Aradan geçen 40 sene zarfında iktidarlar değişti ama hür ve bağımsız düşünme düşmanlığı azalmadı, arttı.
Türkiye’deki otoriterliğin ve tek adamcılığın Kuzey Kore’yi arattığı günümüzde, başımızdakinin hasbelkader doğru bir karar vermiş olmasına sevinmeden önce, bunca yanlış karar vermesini mümkün kılan düzeni sorgulamamız gerekiyor.
Bir toplumda özgürlüğün birincil güvencesi kurumların özerkliğidir. Üniversitelerin özerkliği bu bakımdan titizlikle korunması ve geliştirilmesi gereken bir değerdir.

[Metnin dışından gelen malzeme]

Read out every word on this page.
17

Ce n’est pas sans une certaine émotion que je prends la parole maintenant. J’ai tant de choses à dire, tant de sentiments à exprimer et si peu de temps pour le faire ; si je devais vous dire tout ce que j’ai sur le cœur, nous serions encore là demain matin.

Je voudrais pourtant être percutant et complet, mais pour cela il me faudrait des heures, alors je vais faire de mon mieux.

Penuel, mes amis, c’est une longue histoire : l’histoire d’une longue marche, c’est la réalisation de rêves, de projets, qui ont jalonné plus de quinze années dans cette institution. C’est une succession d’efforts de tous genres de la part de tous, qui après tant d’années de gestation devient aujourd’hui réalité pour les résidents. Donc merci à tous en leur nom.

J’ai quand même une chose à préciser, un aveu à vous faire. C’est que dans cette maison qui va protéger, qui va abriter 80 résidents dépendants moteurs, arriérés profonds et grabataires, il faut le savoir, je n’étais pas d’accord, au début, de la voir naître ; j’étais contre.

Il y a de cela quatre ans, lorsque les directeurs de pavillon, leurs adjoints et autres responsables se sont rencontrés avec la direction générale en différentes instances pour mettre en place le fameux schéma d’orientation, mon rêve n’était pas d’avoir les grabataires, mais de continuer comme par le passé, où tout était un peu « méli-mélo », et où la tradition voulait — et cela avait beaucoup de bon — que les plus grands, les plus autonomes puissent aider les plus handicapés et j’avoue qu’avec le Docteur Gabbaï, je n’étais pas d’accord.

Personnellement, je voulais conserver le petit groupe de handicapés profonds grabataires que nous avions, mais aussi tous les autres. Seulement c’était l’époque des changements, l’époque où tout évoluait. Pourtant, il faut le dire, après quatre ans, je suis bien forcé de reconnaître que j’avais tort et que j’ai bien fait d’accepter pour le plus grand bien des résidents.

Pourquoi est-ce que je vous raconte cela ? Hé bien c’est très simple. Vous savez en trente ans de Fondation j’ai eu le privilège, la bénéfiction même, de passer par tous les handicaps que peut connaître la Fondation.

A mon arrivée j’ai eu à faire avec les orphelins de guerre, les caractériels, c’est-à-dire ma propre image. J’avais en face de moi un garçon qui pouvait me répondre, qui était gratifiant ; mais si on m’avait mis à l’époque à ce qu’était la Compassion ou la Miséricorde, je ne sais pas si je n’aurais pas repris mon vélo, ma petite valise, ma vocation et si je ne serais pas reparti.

Fakülte ve bölümlerin açılması, hocaların atanması ve terfi ettirilmesi, tedrisat programlarının ve derslerin hazırlanması merkezî bir odak tarafından değil, üniversiteler ve üniversite bölümleri tarafından yürütülmelidir.
Türkiye’de bunun böyle olmamasının yegâne sebebi, devletin topluma duyduğu güvensizliktir.
Bundan sonrası
Eğer ülkemiz “muasır medeniyet seviyesi”ne ulaşmak istiyorsa, aya gitmek, uçan araba piyasasını ele geçirmek gibi saçmasapan fikirlerle iştigal etmeyi bir kenara bırakıp geleceği kuracak olan yeni nesillerin eğitimini çağdaşlaştırmalıdır.
Melih Bulu büyük bir role soyunmuş olan pek küçük, pek minik bir figürandı. Tarihin çöp yığınında lâyık olduğu yeri bulacak. Bundan sonra ne olacak, bunu düşünmeliyiz.
“Cumhur İttifakı” sonrasında başa geçecek olanlar YÖK’ü kaldırıp üniversitelerin özerkliğini sağlayacaklarını şimdiden taahhüt etmeli, muhalif seçmenler de kendilerinden bunu şimdiden talep etmelidir.